Working in collaboration with Kent University’s School of Engineering and Digital Arts (EDA), information specialist Inmezzo is developing methods to identify individuals through face and voice-pattern recognition.
In recent years there has been growing emphasis on the delivery of at-home telecare for people living alone. As this technology becomes more widespread and integrated into existing healthcare models, security and sensitivity of data will become paramount, explained EDA’s Prof Michael Fairhurst.
‘If you are delivering medical advice or perhaps taking measurements to assess the state of health in the home, where the environment is less controlled, you need to be pretty sure the person you think you’re exchanging information with is the right person,’ he said ’Biometrics allows you to do that in the most fundamental and reliable way.’
The project, which is supported by the Technology Strategy Board (TSB), is exploring various ways to make it easier for clients to access telecare systems and also to authorise service providers and visitors using voice and face recognition.
Tim Craig from Inmezzo explained one way in which this might be implemented.
‘If you think of a user in a care home coming up to the computer to have a video session with their GP, first she’ll probably press a button that will take a picture and say “Hello Mo, please say your name,” and then she will choose who she wishes to speak to. They don’t have to remember a pin number, or to bring their smart card with them.’
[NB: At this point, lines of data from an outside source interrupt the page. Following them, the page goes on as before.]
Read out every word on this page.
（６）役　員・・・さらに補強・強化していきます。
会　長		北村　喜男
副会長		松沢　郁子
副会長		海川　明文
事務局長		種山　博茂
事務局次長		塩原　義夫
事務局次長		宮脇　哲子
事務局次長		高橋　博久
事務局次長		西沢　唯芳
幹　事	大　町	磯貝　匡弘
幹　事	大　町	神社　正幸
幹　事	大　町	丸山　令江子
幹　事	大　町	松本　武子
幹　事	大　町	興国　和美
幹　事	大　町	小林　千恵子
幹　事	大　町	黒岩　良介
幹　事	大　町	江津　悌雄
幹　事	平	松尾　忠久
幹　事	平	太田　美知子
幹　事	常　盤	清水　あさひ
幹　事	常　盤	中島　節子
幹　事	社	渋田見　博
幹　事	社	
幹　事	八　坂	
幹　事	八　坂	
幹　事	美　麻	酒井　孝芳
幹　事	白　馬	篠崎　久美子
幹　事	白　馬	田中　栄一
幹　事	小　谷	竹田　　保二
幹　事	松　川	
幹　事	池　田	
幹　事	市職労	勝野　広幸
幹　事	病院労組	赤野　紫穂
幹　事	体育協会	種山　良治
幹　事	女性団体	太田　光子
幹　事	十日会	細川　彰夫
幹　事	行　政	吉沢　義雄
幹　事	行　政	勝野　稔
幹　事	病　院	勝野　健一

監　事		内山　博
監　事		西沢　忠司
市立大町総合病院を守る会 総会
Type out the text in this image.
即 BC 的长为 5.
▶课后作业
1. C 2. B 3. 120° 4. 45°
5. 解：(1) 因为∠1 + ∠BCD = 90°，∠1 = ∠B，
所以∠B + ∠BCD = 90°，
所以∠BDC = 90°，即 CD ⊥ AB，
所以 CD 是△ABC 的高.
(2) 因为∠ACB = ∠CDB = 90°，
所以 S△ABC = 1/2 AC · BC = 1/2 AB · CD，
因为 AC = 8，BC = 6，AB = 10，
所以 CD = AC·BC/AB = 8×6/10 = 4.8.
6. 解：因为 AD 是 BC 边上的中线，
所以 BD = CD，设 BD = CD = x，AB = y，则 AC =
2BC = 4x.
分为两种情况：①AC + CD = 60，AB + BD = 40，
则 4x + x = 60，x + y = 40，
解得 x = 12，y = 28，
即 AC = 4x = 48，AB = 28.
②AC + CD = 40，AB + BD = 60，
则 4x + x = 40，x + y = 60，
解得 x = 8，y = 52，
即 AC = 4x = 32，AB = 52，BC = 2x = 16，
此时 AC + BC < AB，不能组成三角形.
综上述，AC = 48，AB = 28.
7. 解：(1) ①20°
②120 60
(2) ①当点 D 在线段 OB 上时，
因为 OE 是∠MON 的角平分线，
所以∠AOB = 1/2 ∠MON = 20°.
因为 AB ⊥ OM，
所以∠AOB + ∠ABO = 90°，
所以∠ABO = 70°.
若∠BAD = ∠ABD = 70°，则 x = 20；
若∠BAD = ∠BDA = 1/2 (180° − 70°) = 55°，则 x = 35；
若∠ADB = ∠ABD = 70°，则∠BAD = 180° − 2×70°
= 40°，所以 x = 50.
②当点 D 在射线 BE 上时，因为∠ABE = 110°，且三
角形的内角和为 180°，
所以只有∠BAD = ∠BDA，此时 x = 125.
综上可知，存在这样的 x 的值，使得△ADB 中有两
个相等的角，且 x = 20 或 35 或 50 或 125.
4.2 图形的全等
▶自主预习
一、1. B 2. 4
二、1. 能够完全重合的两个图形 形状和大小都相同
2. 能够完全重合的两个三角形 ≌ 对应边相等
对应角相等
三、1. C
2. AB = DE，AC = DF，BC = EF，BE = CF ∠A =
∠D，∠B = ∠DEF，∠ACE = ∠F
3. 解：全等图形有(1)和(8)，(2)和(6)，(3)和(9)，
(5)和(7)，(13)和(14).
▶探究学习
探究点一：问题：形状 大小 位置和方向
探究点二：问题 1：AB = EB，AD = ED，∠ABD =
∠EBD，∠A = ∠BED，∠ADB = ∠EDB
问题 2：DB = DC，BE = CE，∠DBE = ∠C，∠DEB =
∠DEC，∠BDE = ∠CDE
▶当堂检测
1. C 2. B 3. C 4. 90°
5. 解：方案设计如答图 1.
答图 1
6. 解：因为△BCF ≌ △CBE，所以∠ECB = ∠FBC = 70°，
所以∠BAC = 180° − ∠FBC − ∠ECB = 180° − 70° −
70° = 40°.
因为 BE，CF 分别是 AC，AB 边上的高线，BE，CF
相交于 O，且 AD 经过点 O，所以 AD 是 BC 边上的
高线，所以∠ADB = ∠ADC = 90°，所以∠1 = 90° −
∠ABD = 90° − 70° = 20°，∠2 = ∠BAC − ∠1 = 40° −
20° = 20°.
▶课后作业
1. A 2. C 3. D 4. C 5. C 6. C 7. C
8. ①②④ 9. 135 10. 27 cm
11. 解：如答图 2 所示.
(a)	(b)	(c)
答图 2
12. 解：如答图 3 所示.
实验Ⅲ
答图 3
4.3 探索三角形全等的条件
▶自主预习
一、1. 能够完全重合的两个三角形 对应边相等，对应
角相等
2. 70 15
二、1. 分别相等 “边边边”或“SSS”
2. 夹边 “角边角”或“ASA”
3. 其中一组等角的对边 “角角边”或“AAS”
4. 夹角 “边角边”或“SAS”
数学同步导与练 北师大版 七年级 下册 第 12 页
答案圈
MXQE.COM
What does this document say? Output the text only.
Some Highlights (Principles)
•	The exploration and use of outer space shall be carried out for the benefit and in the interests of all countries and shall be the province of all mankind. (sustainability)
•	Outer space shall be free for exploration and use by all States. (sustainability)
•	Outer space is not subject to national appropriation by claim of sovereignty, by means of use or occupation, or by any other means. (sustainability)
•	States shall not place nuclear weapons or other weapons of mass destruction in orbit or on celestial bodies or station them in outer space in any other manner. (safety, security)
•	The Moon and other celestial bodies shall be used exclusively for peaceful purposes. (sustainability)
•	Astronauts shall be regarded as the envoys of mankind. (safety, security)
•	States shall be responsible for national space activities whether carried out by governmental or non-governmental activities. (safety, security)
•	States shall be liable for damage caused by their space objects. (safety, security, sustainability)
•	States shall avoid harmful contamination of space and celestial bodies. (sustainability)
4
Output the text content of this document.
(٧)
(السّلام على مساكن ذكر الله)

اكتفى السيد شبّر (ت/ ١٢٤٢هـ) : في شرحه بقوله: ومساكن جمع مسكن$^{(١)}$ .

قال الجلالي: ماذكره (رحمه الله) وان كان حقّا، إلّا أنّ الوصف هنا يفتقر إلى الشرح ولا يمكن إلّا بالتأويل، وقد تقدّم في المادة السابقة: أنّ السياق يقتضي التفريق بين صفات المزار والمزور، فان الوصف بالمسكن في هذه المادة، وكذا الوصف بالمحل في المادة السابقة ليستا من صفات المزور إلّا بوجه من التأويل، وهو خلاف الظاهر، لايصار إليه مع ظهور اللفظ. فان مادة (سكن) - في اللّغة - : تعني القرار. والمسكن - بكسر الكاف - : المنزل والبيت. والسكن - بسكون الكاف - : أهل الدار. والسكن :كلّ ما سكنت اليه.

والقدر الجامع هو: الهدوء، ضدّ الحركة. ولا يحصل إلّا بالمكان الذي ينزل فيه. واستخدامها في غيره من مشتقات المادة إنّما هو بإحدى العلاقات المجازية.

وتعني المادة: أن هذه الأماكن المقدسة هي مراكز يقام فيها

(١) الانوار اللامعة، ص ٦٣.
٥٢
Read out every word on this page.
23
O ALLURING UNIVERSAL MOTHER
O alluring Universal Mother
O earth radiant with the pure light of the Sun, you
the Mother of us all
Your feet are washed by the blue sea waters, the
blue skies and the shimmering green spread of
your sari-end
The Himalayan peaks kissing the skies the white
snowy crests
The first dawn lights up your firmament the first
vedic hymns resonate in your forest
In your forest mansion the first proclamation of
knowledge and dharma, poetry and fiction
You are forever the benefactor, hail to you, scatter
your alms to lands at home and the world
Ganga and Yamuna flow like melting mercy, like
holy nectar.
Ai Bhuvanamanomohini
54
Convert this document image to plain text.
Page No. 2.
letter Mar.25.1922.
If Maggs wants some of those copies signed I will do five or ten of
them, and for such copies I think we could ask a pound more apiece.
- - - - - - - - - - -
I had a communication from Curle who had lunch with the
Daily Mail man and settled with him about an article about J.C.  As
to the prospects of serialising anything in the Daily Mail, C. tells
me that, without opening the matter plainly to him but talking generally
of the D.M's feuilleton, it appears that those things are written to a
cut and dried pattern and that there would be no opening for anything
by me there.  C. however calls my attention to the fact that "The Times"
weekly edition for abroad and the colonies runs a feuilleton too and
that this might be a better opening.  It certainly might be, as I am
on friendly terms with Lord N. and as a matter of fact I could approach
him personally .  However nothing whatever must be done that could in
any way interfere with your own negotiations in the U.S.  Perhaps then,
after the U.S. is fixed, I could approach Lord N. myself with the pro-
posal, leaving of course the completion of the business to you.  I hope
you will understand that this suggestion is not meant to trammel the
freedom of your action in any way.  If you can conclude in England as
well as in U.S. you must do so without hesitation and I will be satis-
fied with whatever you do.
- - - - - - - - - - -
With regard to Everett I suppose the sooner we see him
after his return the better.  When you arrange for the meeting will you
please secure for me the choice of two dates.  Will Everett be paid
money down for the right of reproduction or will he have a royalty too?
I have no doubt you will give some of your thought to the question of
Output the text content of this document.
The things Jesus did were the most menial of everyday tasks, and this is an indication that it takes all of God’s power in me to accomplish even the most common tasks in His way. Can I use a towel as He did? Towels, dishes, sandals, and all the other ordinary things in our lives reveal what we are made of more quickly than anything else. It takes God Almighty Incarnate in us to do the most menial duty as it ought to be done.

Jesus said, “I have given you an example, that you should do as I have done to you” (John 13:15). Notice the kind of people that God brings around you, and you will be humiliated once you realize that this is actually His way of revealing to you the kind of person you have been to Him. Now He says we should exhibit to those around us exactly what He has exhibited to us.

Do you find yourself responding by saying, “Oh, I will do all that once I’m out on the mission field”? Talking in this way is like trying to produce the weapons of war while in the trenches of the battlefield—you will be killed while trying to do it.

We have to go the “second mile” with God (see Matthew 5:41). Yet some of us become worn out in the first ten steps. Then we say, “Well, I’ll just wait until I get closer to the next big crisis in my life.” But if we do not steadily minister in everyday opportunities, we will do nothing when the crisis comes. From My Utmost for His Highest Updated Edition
‘From the service provider’s point of view, they can get onto a machine that’s got the service and be recognised as authorised to look after that person … you don’t just have to be a doctor, you have to a particular doctor who’s looking after that person.’
Craig revealed that Inmezzo is currently working with the spinal injuries unit at Stoke Mandeville Hospital to develop a system for outpatients, so that there is a trusted network of service providers that people can call upon.
‘Everybody is asking for a large-scale telecare system, but you have to start being really serious about access management.’